Yasaklanırdı o saat kaldırımlara ayak sürmek
Yasaklanırdı ,çünkü sen vardın her bir karesinde
kaldırım taşlarının.
Kapanırdı gözler sen rahat yürüyesin diye ,
Dudaklar mühürlenir, taş kesilirdi bedenler .
Yeter ki sen rahatsız olmayasın kimseden
Teninde yalnızlığın sıcaklığıyla gelirdin.
Deniz kenarlarından yakamozları izlerdin
Saklambaç oynayan kızlı erkekli…
Sadece izlerdin ama ne kadar istesen de el süremezdin
sulara
Korkardın işte nedenini bilmediğin halde
Utangaç yıldızlarla kimsenin duymadığı,
Dilini kanatan şarkılar söylerdin hiç bitmeyen,
Makamı sen olan…
Ayaklarımızı inciten kaldırım,
Sen geldin diye su olurdu titrek adımlarının atında
Yüzümüzü felç eden ayaz,
Ilık bir yaz rüzgarı olup saçlarınla sevişirdi.
Sadece karanlık bozmazdı istifini.
Sen karanlığı severdin, parmak uçlarınla gökyüzüne
işlediğin yıldızlarla.
Korkardın aydınlıktan.
Bizim gökyüzümüzü sevmezdin mavi diye
Korkardın maviden…
Gündüzleri uğramazdın mahallemize
Hep gece olsun isterdim, odam hep sen koksun
Görmesem de varlığın bana yoldaş olsun.
Geçtiğin her yere kokunu bırakırdın.
Gül desem değil,misk desem yine değil
O koku hiçbir kokuya benzemezdi, sen kokardı.
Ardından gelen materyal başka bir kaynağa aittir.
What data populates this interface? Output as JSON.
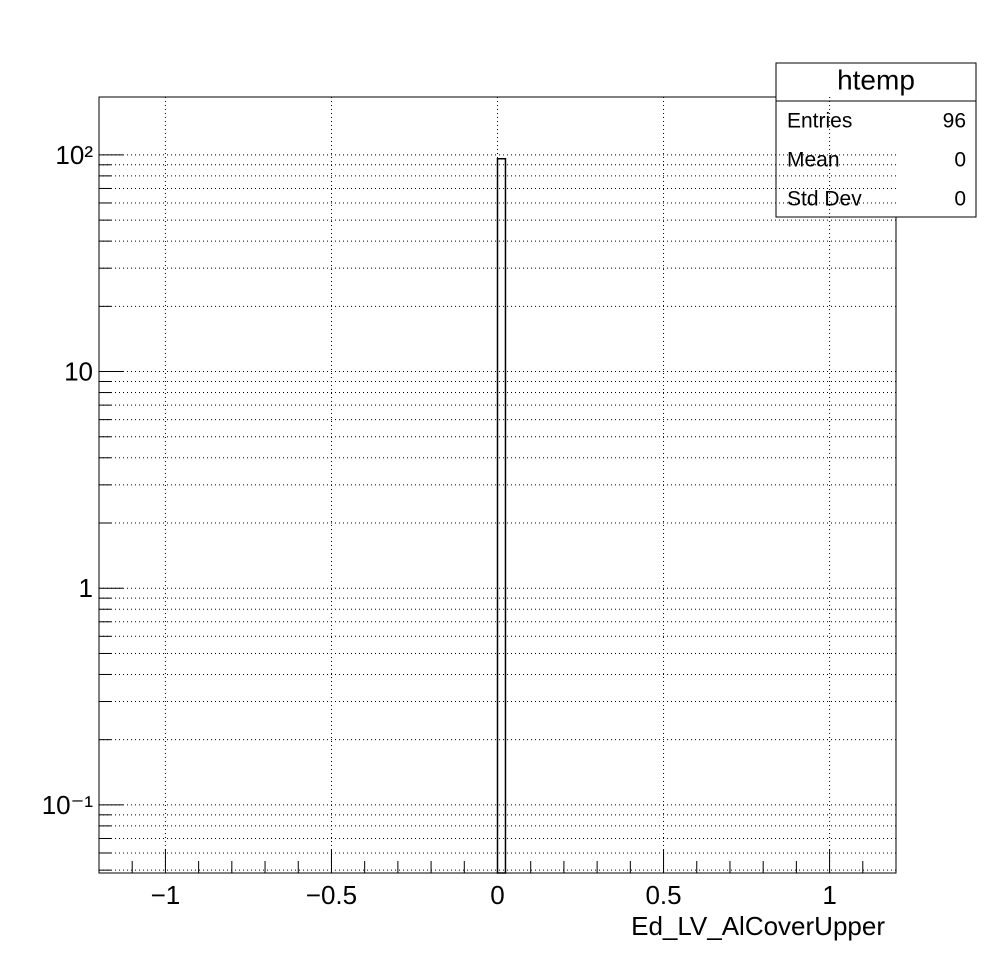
{
  "chart_data": {
    "type": "histogram",
    "x_label": "Ed_LV_AlCoverUpper",
    "bins": [
      0,
      0.024
    ],
    "values": [
      96
    ],
    "color": "#000000",
    "xlim": [
      -1.2,
      1.2
    ],
    "xticks": [
      -1,
      -0.5,
      0,
      0.5,
      1
    ],
    "xminorticks": [
      -1.1,
      -0.9,
      -0.8,
      -0.7,
      -0.6,
      -0.4,
      -0.3,
      -0.2,
      -0.1,
      0.1,
      0.2,
      0.3,
      0.4,
      0.6,
      0.7,
      0.8,
      0.9,
      1.1
    ],
    "ylim": [
      0.0485,
      185
    ],
    "log_y": true,
    "yticks": [
      {
        "value": 0.1,
        "label": "10⁻¹"
      },
      1,
      10,
      {
        "value": 100,
        "label": "10²"
      }
    ],
    "yminorticks": [
      0.05,
      0.06,
      0.07,
      0.08,
      0.09,
      0.2,
      0.3,
      0.4,
      0.5,
      0.6,
      0.7,
      0.8,
      0.9,
      2,
      3,
      4,
      5,
      6,
      7,
      8,
      9,
      20,
      30,
      40,
      50,
      60,
      70,
      80,
      90
    ],
    "grid": true,
    "stats": {
      "title": "htemp",
      "rows": [
        [
          "Entries",
          "96"
        ],
        [
          "Mean",
          "0"
        ],
        [
          "Std Dev",
          "0"
        ]
      ]
    }
  }
}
Sen tüm çiçeklerden güzel kokardın.
Hiçbir eve uğramazdın.
Biz kapıları açmak için sabırsızca beklerken,
Bir ceylan gibi süzülerek geçerdin kapı önlerimizden
Beklemek ,sonunda sen varsın diye keyif verirdi bana
Hep gözlerimi gözlerine değdirmeyi hayal ederdim ,
Asla değdiremeyeceğimi bilsem de
Sen bizi görmeyecektin ,
Bizde senin gözlerini…
Asla bakışlarınız kesişmeyecekti karanlığın dudak
kıvrımlarında
Sen maviyi sevmezdin çünkü
Boyamak isterdim çıkarıp masamın üstüne, sen kokan
karanlıkla gözlerimi…
O zaman ellerini bırakmaksızın bakardım
gece kokan gözlerine…
Sen martıları severdin, martılar da seni
Tan yeri ağarmaya başladımı,
Martıların kalp atışlarına gizlerdin kendini
Tutunup kanatlarına gökyüzüne sarılırdın
Uykularım saç tellerine takıp seninle giderdi
Sabah olmadan senden kalanların hepsini
doldururdun eteğine
Hiçbir zerreni bırakmazdın
Ne bir damlacık kokun ne de şarkılarından bir nota
Sorardım sabah olunca martılara
-Nerede? diye
bir kıyamettir koparırlardı çığlıklarıyla
anlamazdım…
-Alın beni de,alın götürün onun bulunduğu yere. Derdim
Binlerce kanat çırpması uçup giderlerdi çığlıklarını yüklenip.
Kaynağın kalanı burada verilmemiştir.